Dit mooie harmonische geheel is tegenwoordig gereduceerd tot driemaal twee:
Kyrie eleison
Kyrie eleison
Christe eleison
Christe eleison
Kyrie eleison
Kyrie eleison
En iedere keer als ik ’t zo hoor zingen of zeggen, wat niet zo vaak meer voorkomt overigens, stoort ’t me vanwege ’t incomplete gevoel dat ’t me geeft en de barbaarsheid van de verminking van zo’n eeuwenoud gezang. Het vers is volmaakt. Maar ’t moest anders, tenminste in Nederland, omdat ’t anders moest; deugdelijke argumenten heb ik nergens gevonden. Verder dan drie-is-teveel zijn ze niet gekomen.

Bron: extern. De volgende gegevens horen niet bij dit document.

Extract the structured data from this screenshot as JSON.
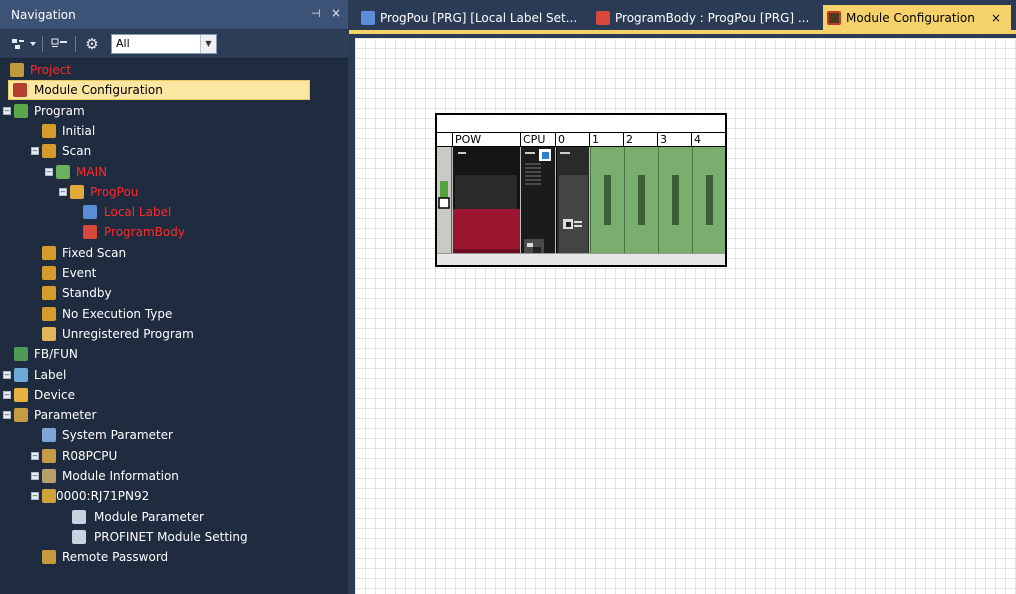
{
  "navigation": {
    "title": "Navigation",
    "pin_glyph": "⊣",
    "close_glyph": "×",
    "toolbar": {
      "filter_value": "All"
    },
    "tree": [
      {
        "label": "Project",
        "red": true
      },
      {
        "label": "Module Configuration",
        "selected": true
      },
      {
        "label": "Program"
      },
      {
        "label": "Initial"
      },
      {
        "label": "Scan"
      },
      {
        "label": "MAIN",
        "red": true
      },
      {
        "label": "ProgPou",
        "red": true
      },
      {
        "label": "Local Label",
        "red": true
      },
      {
        "label": "ProgramBody",
        "red": true
      },
      {
        "label": "Fixed Scan"
      },
      {
        "label": "Event"
      },
      {
        "label": "Standby"
      },
      {
        "label": "No Execution Type"
      },
      {
        "label": "Unregistered Program"
      },
      {
        "label": "FB/FUN"
      },
      {
        "label": "Label"
      },
      {
        "label": "Device"
      },
      {
        "label": "Parameter"
      },
      {
        "label": "System Parameter"
      },
      {
        "label": "R08PCPU"
      },
      {
        "label": "Module Information"
      },
      {
        "label": "0000:RJ71PN92"
      },
      {
        "label": "Module Parameter"
      },
      {
        "label": "PROFINET Module Setting"
      },
      {
        "label": "Remote Password"
      }
    ]
  },
  "tabs": [
    {
      "label": "ProgPou [PRG] [Local Label Set...",
      "icon": "local-label-icon"
    },
    {
      "label": "ProgramBody : ProgPou [PRG] ...",
      "icon": "program-body-icon"
    },
    {
      "label": "Module Configuration",
      "icon": "module-configuration-icon",
      "active": true,
      "close": "×"
    }
  ],
  "rack": {
    "slot_labels": [
      "POW",
      "CPU",
      "0",
      "1",
      "2",
      "3",
      "4"
    ]
  },
  "colors": {
    "selection": "#fbe7a1",
    "active_tab": "#f5d36a",
    "red_text": "#ff2a2a",
    "slot_green": "#7aae6f",
    "power_red": "#9b1530"
  }
}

De indruk dat tekst en gezang in de vorm 3×2 niet af zijn, wordt door verschillende factoren bepaald, denk ik. Ten eerste ken ik ’t vanaf mijn vroegste jeugd, misdienaar geweest, later koorzanger, als 3×3. En om dan ineens gedwongen te worden er 3×2 van te maken, dat gaat gewoon niet.
Het aantal drie heeft ook een bijzondere symbolische waarde. ’t Aantal aanroepingen van het Kyrie werd in de 8e eeuw op negen vastgesteld, overeenkomstig de H. Drievuldigheid: 3x Kyrie eleison (God de Vader), 3x Christe eleison (Christus, de Zoon), 3x Kyrie eleison (de Heilige Geest).

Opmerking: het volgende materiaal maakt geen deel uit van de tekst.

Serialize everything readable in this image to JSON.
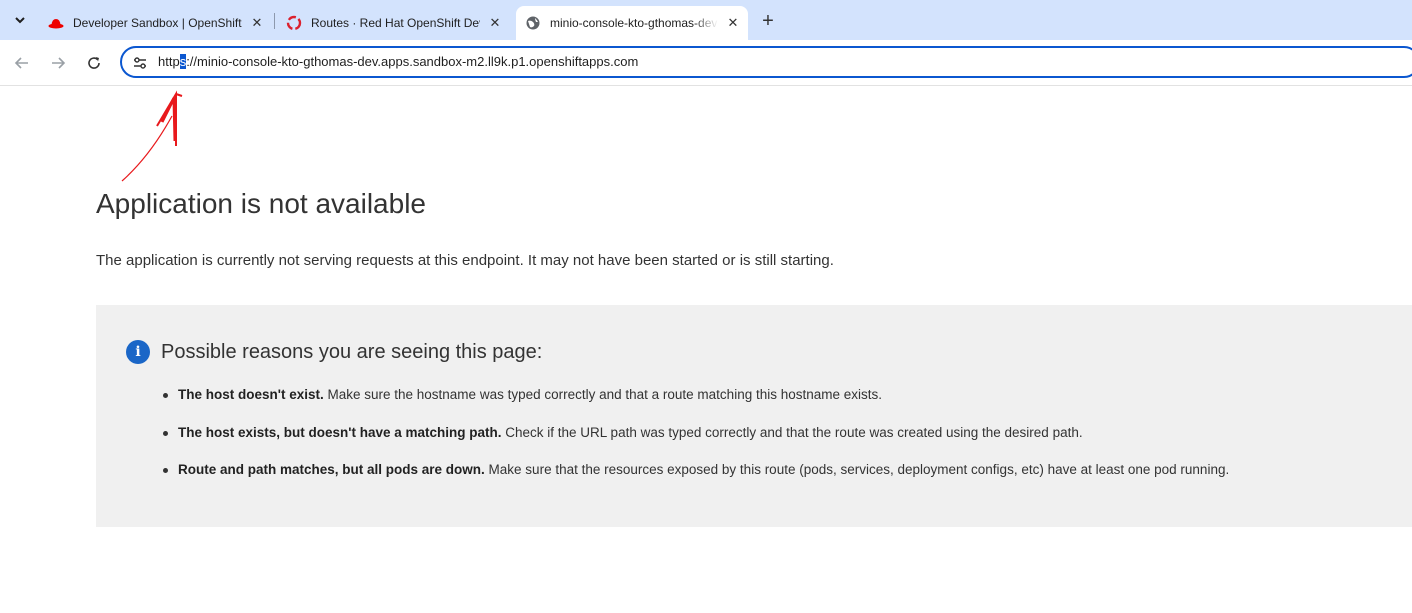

Van dat Ordinarium van de katholieke mis maken nog twee andere gezangen deel uit waarin we ook ’t aantal van drie terugvinden: ’t Agnus Dei, dat uit drie identieke zinnen bestaat, waarvan de derde eindigt met een variant. De derde is ’t Sanctus, met zijn drievoudige aanroeping: ‘sanctus, sanctus, sanctus’.
Drie is in veel culturen en religies een bijzonder aantal. Op veel plaatsen in de Bijbel kom je dat aantal van drie tegen. Petrus die Jezus driemaal verloochent. Bij de roeping van Samuël (1Samuël 3) klinkt zijn naam tot driemaal toe. Paulus spreekt over geloof, hoop en liefde, deze drie. De opstanding van Jezus is op de derde dag. De drie wijzen uit ’t Oosten. In ’t Islamitische gebed zegt men in de Sadjdah houding drie keer: Soebhâna rabbiyal ‘alâ. Hindu’s zeggen gebeden op om geestelijke en lichamelijke vrede te vinden in zichzelf. De gebeden eindigen altijd met ´Shaanti, Shaanti, Shaanti´ oftewel ´Vrede, Vrede, Vrede´.

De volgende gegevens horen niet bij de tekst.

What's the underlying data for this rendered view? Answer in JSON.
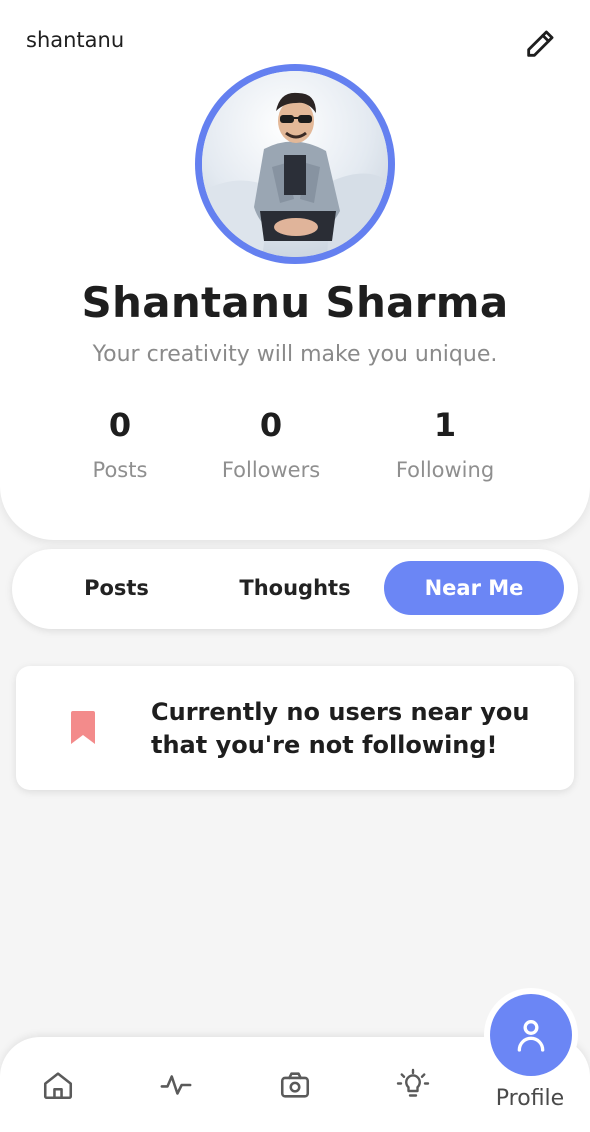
{
  "header": {
    "username": "shantanu",
    "edit_icon": "pencil-icon"
  },
  "profile": {
    "name": "Shantanu Sharma",
    "bio": "Your creativity will make you unique.",
    "avatar_ring_color": "#6480f0"
  },
  "stats": [
    {
      "value": "0",
      "label": "Posts"
    },
    {
      "value": "0",
      "label": "Followers"
    },
    {
      "value": "1",
      "label": "Following"
    }
  ],
  "tabs": [
    {
      "label": "Posts",
      "active": false
    },
    {
      "label": "Thoughts",
      "active": false
    },
    {
      "label": "Near Me",
      "active": true
    }
  ],
  "empty_state": {
    "icon": "bookmark-icon",
    "icon_color": "#f38b8b",
    "message": "Currently no users near you that you're not following!"
  },
  "bottom_nav": {
    "items": [
      {
        "icon": "home-icon"
      },
      {
        "icon": "activity-icon"
      },
      {
        "icon": "camera-icon"
      },
      {
        "icon": "lightbulb-icon"
      }
    ],
    "active": {
      "icon": "profile-icon",
      "label": "Profile"
    },
    "accent_color": "#6b86f5"
  }
}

Ook de profane literatuur is drie ’n veel voorkomend aantal: de drie musketiers, drie schuintamboers (volksliedje). Zo ook in legendes en sprookjes. De drie eiken in het verhaal van Roodkapje, de drie kansen in Repelsteeltje en ’t drie dagen durende bal van Assepoester. Driemaal dat scheepsrecht is. En de veilingmeester die u drie kansen geeft.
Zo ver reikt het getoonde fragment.